My high school was a nightmare – one I wished I could wake up from. Several weeks passed, but I did not stop counting. It was a mountain – so hard to get to the top. To wake up in the morning and go to school was a nightmare. I would never have expected to have trouble from a teacher. In a place where I expected to find light, I found darkness. A place of education, became a place of sexual harassment. A respected man, my male teacher said he could be ‘‘my boyfriend.” I looked at him and thought, “He’s joking.”
He started to touch my body. It was everyday, where no-one could see. It was unwelcome sexual behaviour. It was so bad. It happened so often. I told him to stop. He refused. He made me feel uncomfortable, scared that it would interfere with my school work. I sometimes did not attend his class. I thought of reporting him, but stopped because I thought I would be seen as a troublemaker. He said, ‘‘Let me take you out on a trip – just the two of us – for a day or so, and I’ll make love to you’’. I could tell he really meant it. He grabbed my ass and he said, ‘‘You ’ll pass this year.’’ He was my teacher. He was an adult. A man in a position of power. I wanted to scream so loud the heavens would kill him. What happened to the right to bodily integrity?
I WAS UNHAPPY. I felt the problem was surely mine.
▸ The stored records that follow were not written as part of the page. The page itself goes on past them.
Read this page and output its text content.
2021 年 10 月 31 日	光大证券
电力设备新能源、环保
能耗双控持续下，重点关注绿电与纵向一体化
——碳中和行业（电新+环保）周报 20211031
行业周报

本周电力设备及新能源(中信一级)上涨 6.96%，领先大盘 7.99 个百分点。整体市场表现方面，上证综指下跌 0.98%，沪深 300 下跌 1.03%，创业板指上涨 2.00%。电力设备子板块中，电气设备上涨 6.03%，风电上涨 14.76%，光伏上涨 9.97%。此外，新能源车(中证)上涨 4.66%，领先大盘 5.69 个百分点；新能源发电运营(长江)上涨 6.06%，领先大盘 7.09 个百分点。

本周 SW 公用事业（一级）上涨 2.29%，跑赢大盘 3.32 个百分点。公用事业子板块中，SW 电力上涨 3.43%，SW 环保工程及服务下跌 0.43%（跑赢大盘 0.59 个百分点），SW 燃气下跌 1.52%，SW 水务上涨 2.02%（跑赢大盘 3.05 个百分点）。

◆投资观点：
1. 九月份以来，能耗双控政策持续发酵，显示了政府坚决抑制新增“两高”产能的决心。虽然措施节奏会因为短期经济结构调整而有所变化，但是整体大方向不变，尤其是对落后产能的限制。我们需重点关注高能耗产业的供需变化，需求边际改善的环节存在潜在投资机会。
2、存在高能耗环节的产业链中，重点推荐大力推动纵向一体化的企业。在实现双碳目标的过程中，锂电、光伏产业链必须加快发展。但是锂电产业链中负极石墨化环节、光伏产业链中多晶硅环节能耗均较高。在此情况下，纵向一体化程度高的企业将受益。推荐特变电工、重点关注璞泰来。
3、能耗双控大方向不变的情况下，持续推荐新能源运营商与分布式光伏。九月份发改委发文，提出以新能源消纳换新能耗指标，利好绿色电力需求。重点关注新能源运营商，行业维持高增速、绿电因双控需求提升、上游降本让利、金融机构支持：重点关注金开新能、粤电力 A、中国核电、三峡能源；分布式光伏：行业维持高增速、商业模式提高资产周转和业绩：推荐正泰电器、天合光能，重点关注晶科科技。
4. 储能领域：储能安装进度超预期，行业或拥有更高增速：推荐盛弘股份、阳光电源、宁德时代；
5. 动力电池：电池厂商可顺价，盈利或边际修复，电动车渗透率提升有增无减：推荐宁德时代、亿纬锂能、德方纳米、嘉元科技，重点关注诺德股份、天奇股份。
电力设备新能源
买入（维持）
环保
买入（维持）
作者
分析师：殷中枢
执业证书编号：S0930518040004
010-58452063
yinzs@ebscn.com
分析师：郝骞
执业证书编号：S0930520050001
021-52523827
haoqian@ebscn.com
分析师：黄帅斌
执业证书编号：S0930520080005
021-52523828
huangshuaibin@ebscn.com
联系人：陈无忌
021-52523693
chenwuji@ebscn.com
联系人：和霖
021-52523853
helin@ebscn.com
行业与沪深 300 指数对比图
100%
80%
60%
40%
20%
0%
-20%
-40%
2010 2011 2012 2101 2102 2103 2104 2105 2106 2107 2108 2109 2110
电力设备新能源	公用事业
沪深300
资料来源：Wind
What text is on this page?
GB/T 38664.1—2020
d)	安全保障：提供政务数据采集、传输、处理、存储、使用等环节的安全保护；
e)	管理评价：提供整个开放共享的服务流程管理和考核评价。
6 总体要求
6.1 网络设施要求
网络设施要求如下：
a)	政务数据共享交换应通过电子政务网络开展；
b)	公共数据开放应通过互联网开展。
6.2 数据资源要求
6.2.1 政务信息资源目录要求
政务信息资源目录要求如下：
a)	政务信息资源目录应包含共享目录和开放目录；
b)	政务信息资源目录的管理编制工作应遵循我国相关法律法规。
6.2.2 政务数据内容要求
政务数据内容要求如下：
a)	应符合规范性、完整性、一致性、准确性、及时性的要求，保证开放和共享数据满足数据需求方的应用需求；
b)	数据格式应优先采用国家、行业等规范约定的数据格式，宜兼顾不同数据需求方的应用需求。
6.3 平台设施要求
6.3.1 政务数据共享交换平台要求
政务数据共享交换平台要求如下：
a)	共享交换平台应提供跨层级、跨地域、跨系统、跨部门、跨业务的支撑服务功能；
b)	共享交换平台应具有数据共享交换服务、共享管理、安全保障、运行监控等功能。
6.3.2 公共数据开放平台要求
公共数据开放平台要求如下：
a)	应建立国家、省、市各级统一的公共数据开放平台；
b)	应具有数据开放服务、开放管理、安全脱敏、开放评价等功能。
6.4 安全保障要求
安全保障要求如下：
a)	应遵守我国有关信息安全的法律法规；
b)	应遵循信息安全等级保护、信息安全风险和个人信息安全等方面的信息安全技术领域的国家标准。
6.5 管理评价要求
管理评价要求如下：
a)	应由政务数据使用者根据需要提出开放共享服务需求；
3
I lost myself. Time and time again. I cried myself to sleep. I couldn’t share with my family and friends. Here I lie a broken mind, soul and heart. So enclosed against the wall. So many thoughts. I had to escape them all. I kept my secret close. Much to my horror, I was aroused. My scars were deeper. I was young and unhappy at school. Inside my walls I was forever enclosed. Wasn’t it the Lord who promised to protect me? Why would he let this guy do as he pleases to me? All I wanted was the earth to open in half and let me in.
I hated myself and my life. I developed physical and emotional reactions. I had eating and sleeping problems. I lacked confidence. I did not want to see him again. I rejected his calls, blocked and deleted them. I got angry with myself, upset and anxious. All I wanted was to die. I still hate myself for repeating a class. I was so disappointed in myself – even for believing he’d make me pass. I changed school and thought it would be my new beginning. I’ve attempted suicide several times. Going to psychotherapy sessions was a nightmare.
Nobody can go back and start a new beginning, but anyone can start today and make a new ending. We are young people and we have human rights. The right to life, to privacy, to freedom and to bodily integrity. It’s time to claim our rights back. To know and exercise our rights, including the right to delay marriage and the right to refuse unwanted sexual advances. Lets protect ourselves and speak out.